Image courtesy of the Northampton Saints website

The Old French hiraudie (deriv. Frankish, Hariwald) animates the imagery of chivalry and other anachronisms by association and fact. A form of identification card for the budding noble combatant, the home-and-away strip of knightly tournaments provided a defensive canvas for the exhibition of lineage, location, and claimed attribute. It is this vast well of opportunity in expression, aesthetic and figurative, that made heraldry a kind of practical art. The bolster of the aristocrat becomes the banner of the company – a charring claim to individuality in the collective of the militant mind. It is a cheap trick of the tongue to note the importance of a topic by citation of its own scholarship, but humour me to direct you towards the contents of Richard Blome’s 1685 The Art of Heraldry. From bordures charged to labells, ineschocheons to orles, fesses to celestials, and four chapters dedicated to the different postures and parts of lions, it reads more like the ingredients list for amateur incantations than history of art. This visual zest has rendered the topic the branding of childhood lessons on medieval England – the de facto décor of the veteran history teacher. Indeed, it seems only yesterday that I charged down Senlac Hill (the mound of our cricket pavilion) under the handled pinion of Normandy’s double lions. But of heraldry, alas, history has not made a victor. Perhaps it is now the moment to calculate why.
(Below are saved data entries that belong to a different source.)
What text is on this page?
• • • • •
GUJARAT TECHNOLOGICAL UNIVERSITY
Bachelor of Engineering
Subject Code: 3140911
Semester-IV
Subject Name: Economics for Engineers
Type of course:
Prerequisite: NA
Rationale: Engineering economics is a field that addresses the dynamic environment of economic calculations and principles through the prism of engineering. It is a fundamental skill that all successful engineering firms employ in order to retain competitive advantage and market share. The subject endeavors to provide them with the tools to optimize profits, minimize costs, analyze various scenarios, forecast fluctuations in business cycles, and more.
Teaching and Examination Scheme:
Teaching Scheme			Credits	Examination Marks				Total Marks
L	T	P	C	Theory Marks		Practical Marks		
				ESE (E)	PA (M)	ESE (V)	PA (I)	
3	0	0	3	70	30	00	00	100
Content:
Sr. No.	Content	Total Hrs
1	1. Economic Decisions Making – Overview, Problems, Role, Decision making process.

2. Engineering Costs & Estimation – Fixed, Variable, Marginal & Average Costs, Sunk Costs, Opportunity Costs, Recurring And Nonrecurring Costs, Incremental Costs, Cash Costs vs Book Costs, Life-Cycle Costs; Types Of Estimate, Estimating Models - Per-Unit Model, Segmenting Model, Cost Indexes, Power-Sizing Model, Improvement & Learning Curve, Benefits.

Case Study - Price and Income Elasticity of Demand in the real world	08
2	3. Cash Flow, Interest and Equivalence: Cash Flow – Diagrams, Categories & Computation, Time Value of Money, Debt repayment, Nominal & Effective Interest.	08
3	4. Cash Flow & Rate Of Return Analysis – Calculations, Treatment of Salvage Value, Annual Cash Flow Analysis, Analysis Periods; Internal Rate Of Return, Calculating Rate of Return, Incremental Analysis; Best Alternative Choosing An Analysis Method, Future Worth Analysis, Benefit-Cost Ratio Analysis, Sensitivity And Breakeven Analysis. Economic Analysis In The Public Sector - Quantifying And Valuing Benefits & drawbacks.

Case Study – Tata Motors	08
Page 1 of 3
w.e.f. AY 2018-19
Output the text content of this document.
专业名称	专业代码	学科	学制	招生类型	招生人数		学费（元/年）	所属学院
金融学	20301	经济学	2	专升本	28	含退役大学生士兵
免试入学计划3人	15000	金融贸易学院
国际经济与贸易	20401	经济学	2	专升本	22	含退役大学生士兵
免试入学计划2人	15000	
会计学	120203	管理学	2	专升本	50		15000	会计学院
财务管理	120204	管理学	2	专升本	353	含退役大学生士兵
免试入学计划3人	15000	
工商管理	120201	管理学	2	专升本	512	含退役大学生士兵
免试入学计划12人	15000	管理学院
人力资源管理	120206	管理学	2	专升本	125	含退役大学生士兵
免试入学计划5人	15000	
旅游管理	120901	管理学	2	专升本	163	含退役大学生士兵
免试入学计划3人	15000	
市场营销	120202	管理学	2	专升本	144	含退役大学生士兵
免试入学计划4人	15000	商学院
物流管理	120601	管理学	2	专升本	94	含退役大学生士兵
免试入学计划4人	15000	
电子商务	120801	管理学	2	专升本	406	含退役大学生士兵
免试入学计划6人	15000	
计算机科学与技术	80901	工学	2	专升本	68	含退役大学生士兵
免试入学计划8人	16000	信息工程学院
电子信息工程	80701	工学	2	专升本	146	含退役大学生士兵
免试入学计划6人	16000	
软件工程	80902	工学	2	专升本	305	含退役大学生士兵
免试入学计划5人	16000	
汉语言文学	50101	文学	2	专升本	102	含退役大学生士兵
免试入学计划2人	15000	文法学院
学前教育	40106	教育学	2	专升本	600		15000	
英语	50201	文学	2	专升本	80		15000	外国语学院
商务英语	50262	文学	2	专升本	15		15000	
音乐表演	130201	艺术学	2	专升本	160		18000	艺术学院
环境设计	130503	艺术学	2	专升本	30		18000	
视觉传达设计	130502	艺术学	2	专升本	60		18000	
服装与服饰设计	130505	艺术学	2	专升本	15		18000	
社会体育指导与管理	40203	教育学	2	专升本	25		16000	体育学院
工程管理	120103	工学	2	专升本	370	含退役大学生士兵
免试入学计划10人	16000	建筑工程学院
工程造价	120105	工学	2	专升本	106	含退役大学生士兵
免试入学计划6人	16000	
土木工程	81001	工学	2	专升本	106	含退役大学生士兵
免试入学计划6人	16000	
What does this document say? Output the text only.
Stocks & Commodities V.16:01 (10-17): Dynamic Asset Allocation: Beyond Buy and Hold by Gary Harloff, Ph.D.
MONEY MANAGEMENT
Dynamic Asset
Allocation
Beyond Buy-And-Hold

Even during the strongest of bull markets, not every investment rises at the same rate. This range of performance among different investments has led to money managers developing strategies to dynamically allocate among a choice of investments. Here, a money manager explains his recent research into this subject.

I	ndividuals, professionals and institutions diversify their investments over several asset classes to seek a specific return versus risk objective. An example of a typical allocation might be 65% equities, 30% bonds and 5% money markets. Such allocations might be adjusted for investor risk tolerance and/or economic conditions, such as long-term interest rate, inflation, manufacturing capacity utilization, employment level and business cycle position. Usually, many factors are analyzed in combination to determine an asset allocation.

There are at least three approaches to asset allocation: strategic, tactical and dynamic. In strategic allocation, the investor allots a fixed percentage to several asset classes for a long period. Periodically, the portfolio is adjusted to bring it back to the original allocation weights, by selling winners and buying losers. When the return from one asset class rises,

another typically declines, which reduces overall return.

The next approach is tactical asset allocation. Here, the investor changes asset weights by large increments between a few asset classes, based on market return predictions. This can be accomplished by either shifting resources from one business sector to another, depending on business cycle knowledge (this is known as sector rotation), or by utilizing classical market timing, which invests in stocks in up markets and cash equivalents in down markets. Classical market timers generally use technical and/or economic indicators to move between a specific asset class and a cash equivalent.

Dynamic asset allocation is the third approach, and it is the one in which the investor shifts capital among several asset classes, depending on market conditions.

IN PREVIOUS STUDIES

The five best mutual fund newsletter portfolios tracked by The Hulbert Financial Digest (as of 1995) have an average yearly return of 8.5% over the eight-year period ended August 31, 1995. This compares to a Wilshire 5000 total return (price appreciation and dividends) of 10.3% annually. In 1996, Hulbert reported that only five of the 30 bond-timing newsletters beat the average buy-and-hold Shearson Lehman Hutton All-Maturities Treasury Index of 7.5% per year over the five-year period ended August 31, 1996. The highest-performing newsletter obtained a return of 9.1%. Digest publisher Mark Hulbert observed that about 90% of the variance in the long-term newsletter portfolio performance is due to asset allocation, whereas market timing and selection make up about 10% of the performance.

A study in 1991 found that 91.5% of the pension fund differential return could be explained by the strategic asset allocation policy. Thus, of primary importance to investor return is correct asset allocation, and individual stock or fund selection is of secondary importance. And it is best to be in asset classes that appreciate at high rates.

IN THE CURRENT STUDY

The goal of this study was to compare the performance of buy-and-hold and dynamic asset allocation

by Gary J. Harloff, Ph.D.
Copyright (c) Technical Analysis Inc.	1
Not just yet. An entertaining but relevant digression comes in G.K. Chesterton’s The Defendant (1901). Nestled between the obdurate esteem of Baby Worship, Nonsense, and China Shepherdesses, the writer finds a nook to document the unfortunate denouement of heraldry in his (now our) times. In light of the newly-ruled illegitimacy of God’s nominated representatives, Chesterton argues, the rhetoric becomes more about dragging down the elite than aspiring to conduct oneself by the expectations of their ranks. So the ‘road from the eye to the heart that does not go through the intellect’ becomes one not taken, in an ironic inflection of snobbishness. The tobacconist finds not a shield for his crossed briar pipes; the cheesemonger no war-cry of Wensleydale. The pictorial ‘suggestion, without naming or defining is rendered extravagance’. And men may argue over the ‘wittiest thing about the spring’ that is theirs to inherit, rather than serve. Indeed, Chesterton proposes that it is the continued use of heraldry that permits pubs to exercise their continued, mysterious attraction (…). How easily nostalgia binds itself to English ink. But not entirely off the mark.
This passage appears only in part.